Questions about training GPU memory
MingfangDeng opened this issue · comments
I kept getting an insufficient video memory error during my run. I checked the paper you posted, and it doesn't say anything about the size of the GPU memory, or the GPU type. I would like to know roughly how much GPU memory is needed to do the fine-tuning training in stage2. In addition to that, what is the configuration of the machine that you mentioned for training 70B parameters in 3 days. Thank you very much!
I still face this problem. I use 80G A100 to finetune the model. But still have the out of memory. Can you tell me how much GPU is needed. I did not find it in your paper. Thank you very much and looking forward to your reply!
Sorry, I couldn't respond to you in a timely manner.
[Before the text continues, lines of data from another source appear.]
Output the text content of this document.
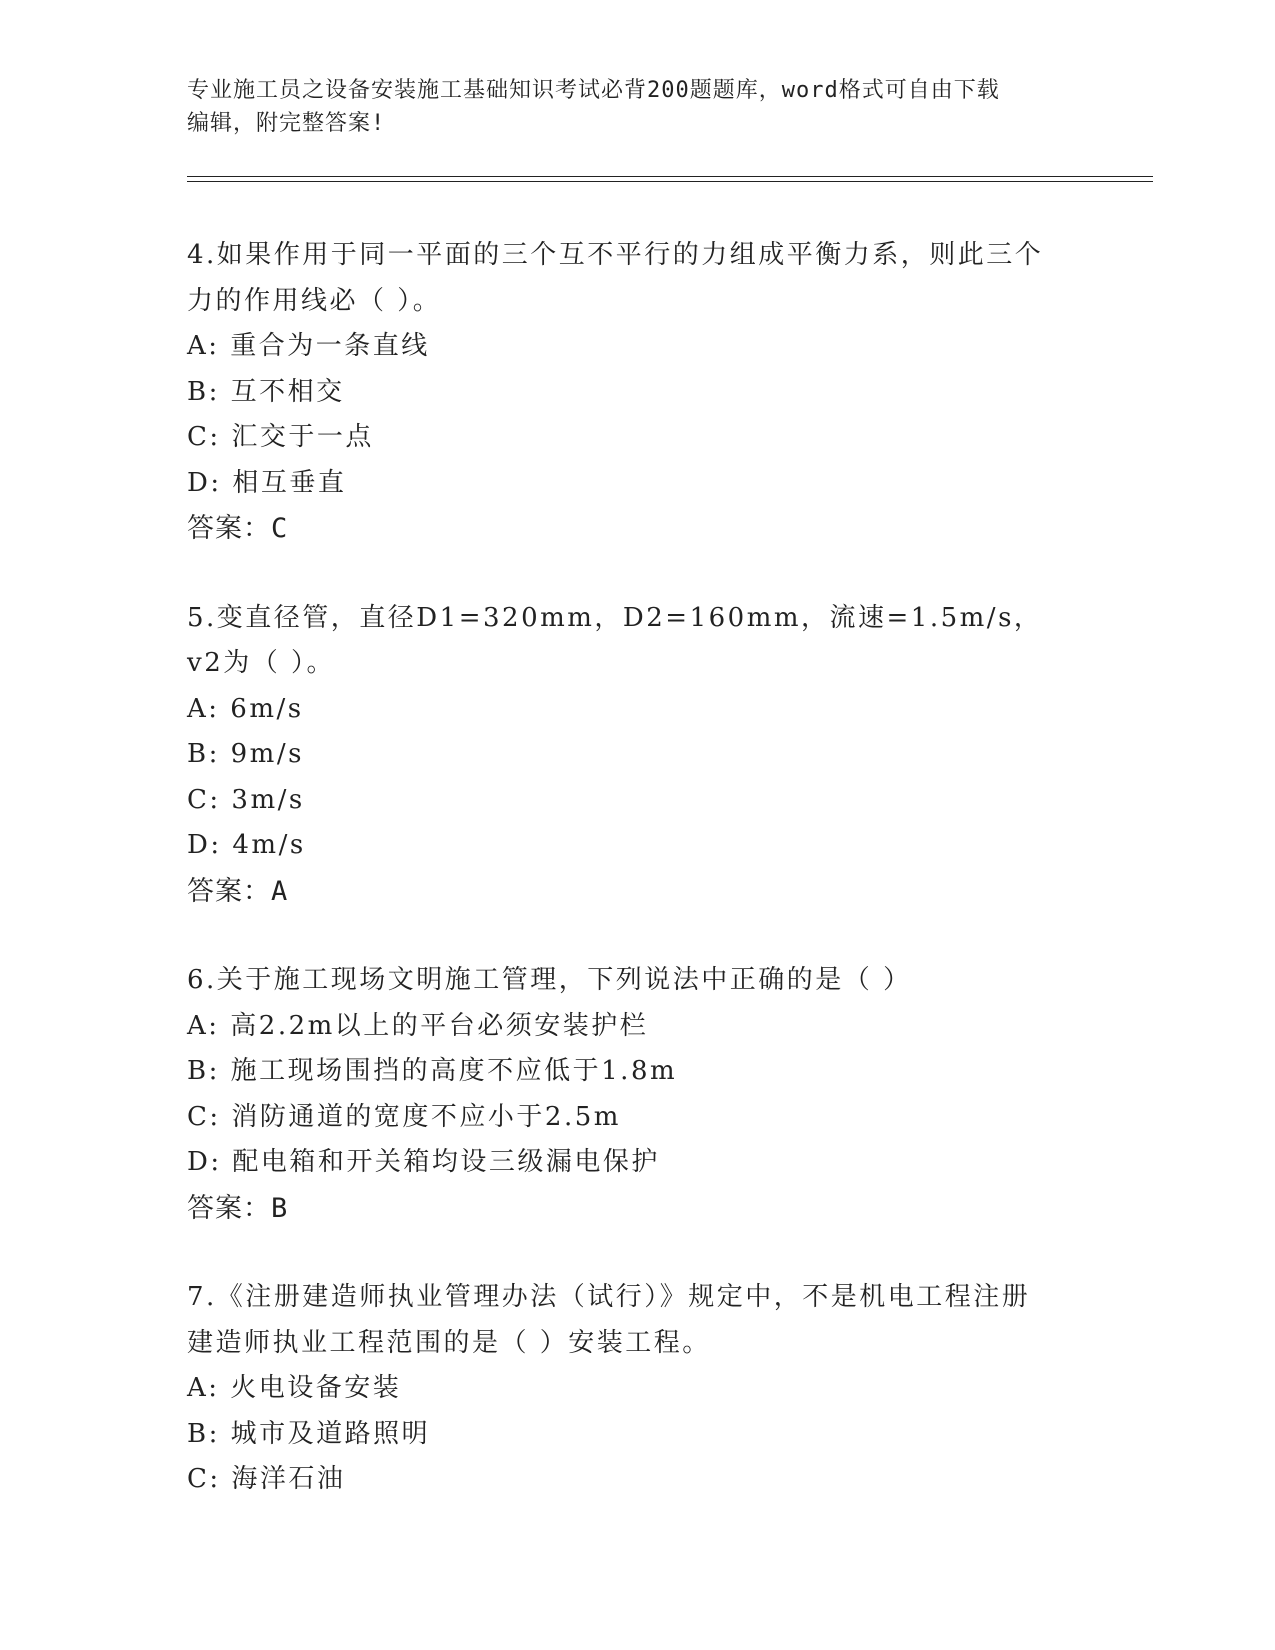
专业施工员之设备安装施工基础知识考试必背200题题库，word格式可自由下载
编辑，附完整答案!

4.如果作用于同一平面的三个互不平行的力组成平衡力系，则此三个

力的作用线必（ ）。

A: 重合为一条直线

B: 互不相交

C: 汇交于一点

D: 相互垂直

答案：C

5.变直径管，直径D1=320mm，D2=160mm，流速=1.5m/s，v2为（ ）。

A: 6m/s

B: 9m/s

C: 3m/s

D: 4m/s

答案：A

6.关于施工现场文明施工管理，下列说法中正确的是（ ）

A: 高2.2m以上的平台必须安装护栏

B: 施工现场围挡的高度不应低于1.8m

C: 消防通道的宽度不应小于2.5m

D: 配电箱和开关箱均设三级漏电保护

答案：B

7.《注册建造师执业管理办法（试行）》规定中，不是机电工程注册

建造师执业工程范围的是（ ）安装工程。

A: 火电设备安装

B: 城市及道路照明

C: 海洋石油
We haven't attempted to train a model larger than 13 billion parameters; that's the maximum size we've trained. I suggest you try using Lora to train a 70 billion parameters model, as we've found that the performance difference between Lora and fine-tuning is not significant.
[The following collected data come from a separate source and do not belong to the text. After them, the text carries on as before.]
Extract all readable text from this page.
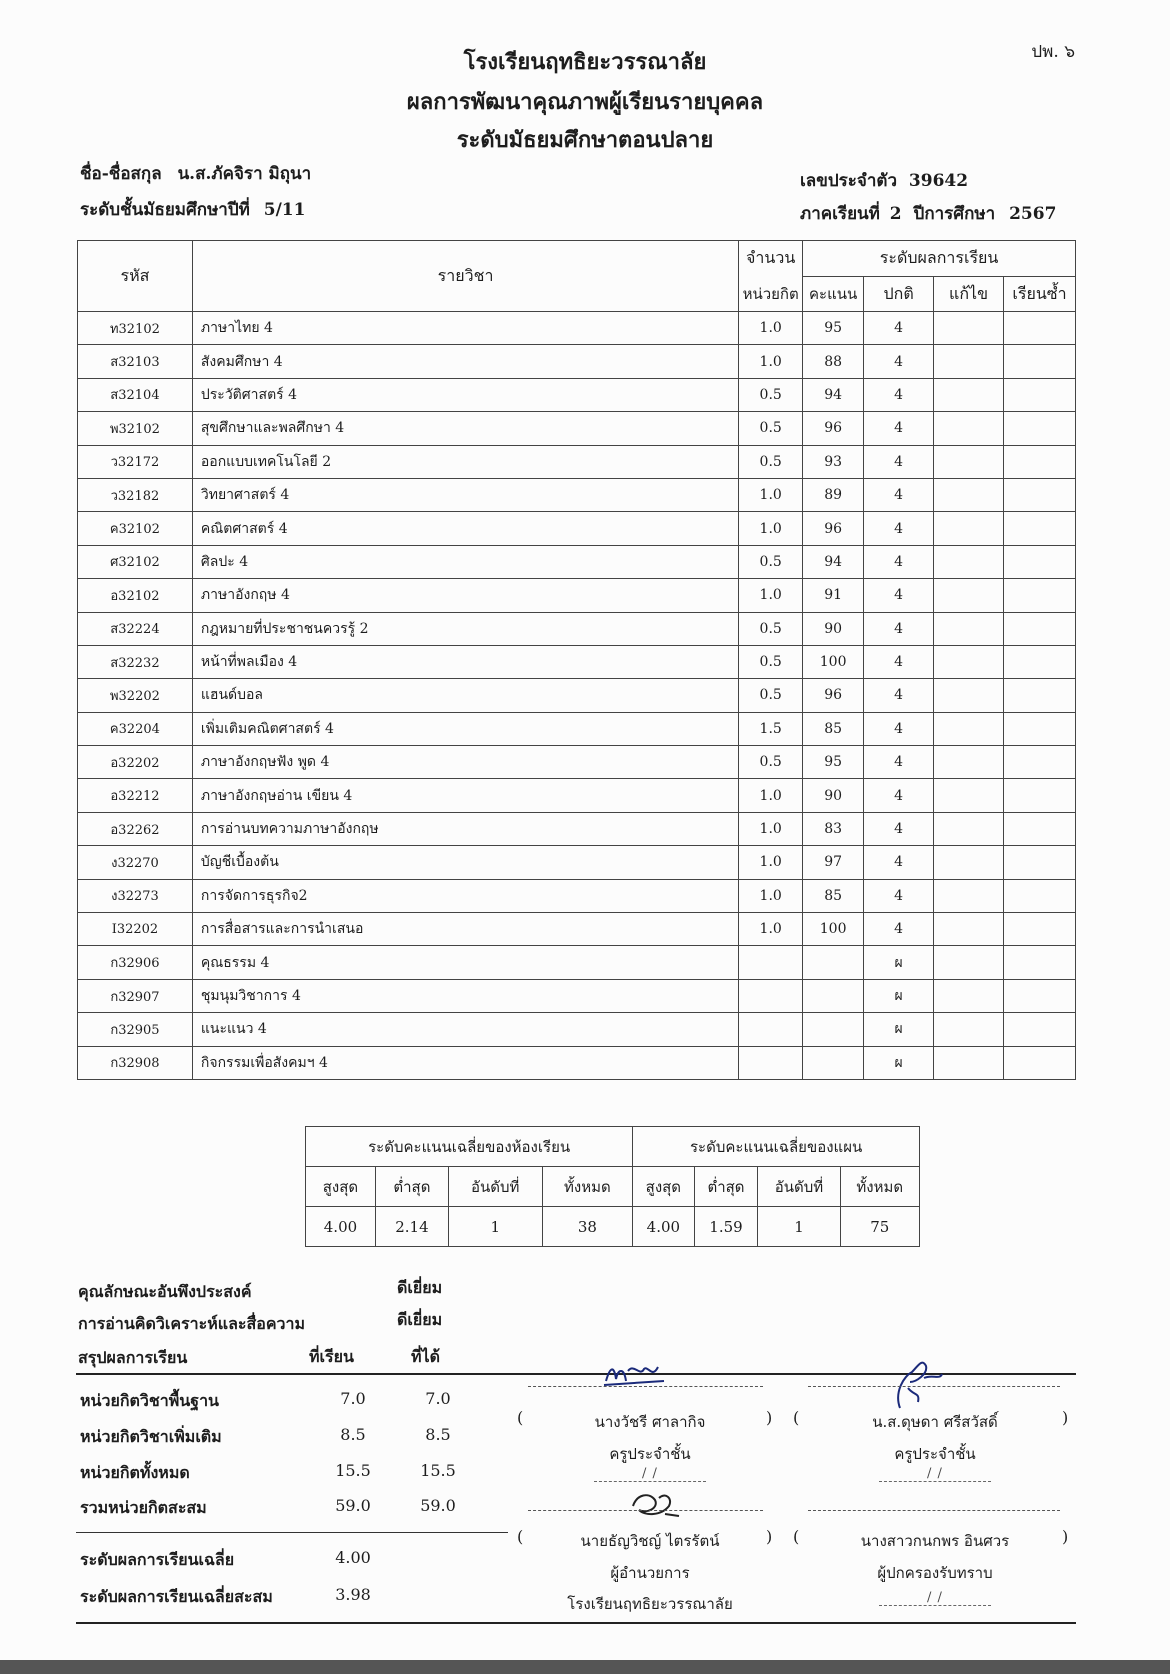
ปพ. ๖
โรงเรียนฤทธิยะวรรณาลัย
ผลการพัฒนาคุณภาพผู้เรียนรายบุคคล
ระดับมัธยมศึกษาตอนปลาย
ชื่อ-ชื่อสกุล น.ส.ภัคจิรา มิถุนา
ระดับชั้นมัธยมศึกษาปีที่ 5/11
เลขประจำตัว 39642
ภาคเรียนที่ 2 ปีการศึกษา 2567
รหัส	รายวิชา	จำนวน	ระดับผลการเรียน			
		หน่วยกิต	คะแนน	ปกติ	แก้ไข	เรียนซ้ำ
ท32102	ภาษาไทย 4	1.0	95	4		
ส32103	สังคมศึกษา 4	1.0	88	4		
ส32104	ประวัติศาสตร์ 4	0.5	94	4		
พ32102	สุขศึกษาและพลศึกษา 4	0.5	96	4		
ว32172	ออกแบบเทคโนโลยี 2	0.5	93	4		
ว32182	วิทยาศาสตร์ 4	1.0	89	4		
ค32102	คณิตศาสตร์ 4	1.0	96	4		
ศ32102	ศิลปะ 4	0.5	94	4		
อ32102	ภาษาอังกฤษ 4	1.0	91	4		
ส32224	กฎหมายที่ประชาชนควรรู้ 2	0.5	90	4		
ส32232	หน้าที่พลเมือง 4	0.5	100	4		
พ32202	แฮนด์บอล	0.5	96	4		
ค32204	เพิ่มเติมคณิตศาสตร์ 4	1.5	85	4		
อ32202	ภาษาอังกฤษฟัง พูด 4	0.5	95	4		
อ32212	ภาษาอังกฤษอ่าน เขียน 4	1.0	90	4		
อ32262	การอ่านบทความภาษาอังกฤษ	1.0	83	4		
ง32270	บัญชีเบื้องต้น	1.0	97	4		
ง32273	การจัดการธุรกิจ2	1.0	85	4		
I32202	การสื่อสารและการนำเสนอ	1.0	100	4		
ก32906	คุณธรรม 4			ผ		
ก32907	ชุมนุมวิชาการ 4			ผ		
ก32905	แนะแนว 4			ผ		
ก32908	กิจกรรมเพื่อสังคมฯ 4			ผ		
ระดับคะแนนเฉลี่ยของห้องเรียน				ระดับคะแนนเฉลี่ยของแผน			
สูงสุด	ต่ำสุด	อันดับที่	ทั้งหมด	สูงสุด	ต่ำสุด	อันดับที่	ทั้งหมด
4.00	2.14	1	38	4.00	1.59	1	75
คุณลักษณะอันพึงประสงค์
การอ่านคิดวิเคราะห์และสื่อความ
สรุปผลการเรียน
ดีเยี่ยม
ดีเยี่ยม
ที่เรียน	ที่ได้
หน่วยกิตวิชาพื้นฐาน	7.0	7.0
หน่วยกิตวิชาเพิ่มเติม	8.5	8.5
หน่วยกิตทั้งหมด	15.5	15.5
รวมหน่วยกิตสะสม	59.0	59.0
ระดับผลการเรียนเฉลี่ย	4.00
ระดับผลการเรียนเฉลี่ยสะสม	3.98
(	นางวัชรี ศาลากิจ	) (	น.ส.ดุษดา ศรีสวัสดิ์	)
ครูประจำชั้น	ครูประจำชั้น
/ /	/ /
(	นายธัญวิชญ์ ไตรรัตน์	) (	นางสาวกนกพร อินศวร	)
ผู้อำนวยการ	ผู้ปกครองรับทราบ
โรงเรียนฤทธิยะวรรณาลัย	/ /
At the same time, we have observed that when the size of the language model increases to a certain extent, the performance bottleneck is mainly constrained by the visual encoder. Therefore, you may also consider trying larger visual encoders, such as clip-vit-large-patch14-336 or dino v2. The improvement from a more powerful visual encoder might be more significant than scaling up the language model from 13 billion parameters to 70 billion.
ok, I want to know 13B params what GPU memory you used. Because when we fine-tuning the chat-Univi on stage 2, we have the out of memory problem. I want to ask this question, I am looking forward to your reply!
We use 8*A800 (each with 80G of memory) and use deepspeed zero2 for finetuning.
thank you very much !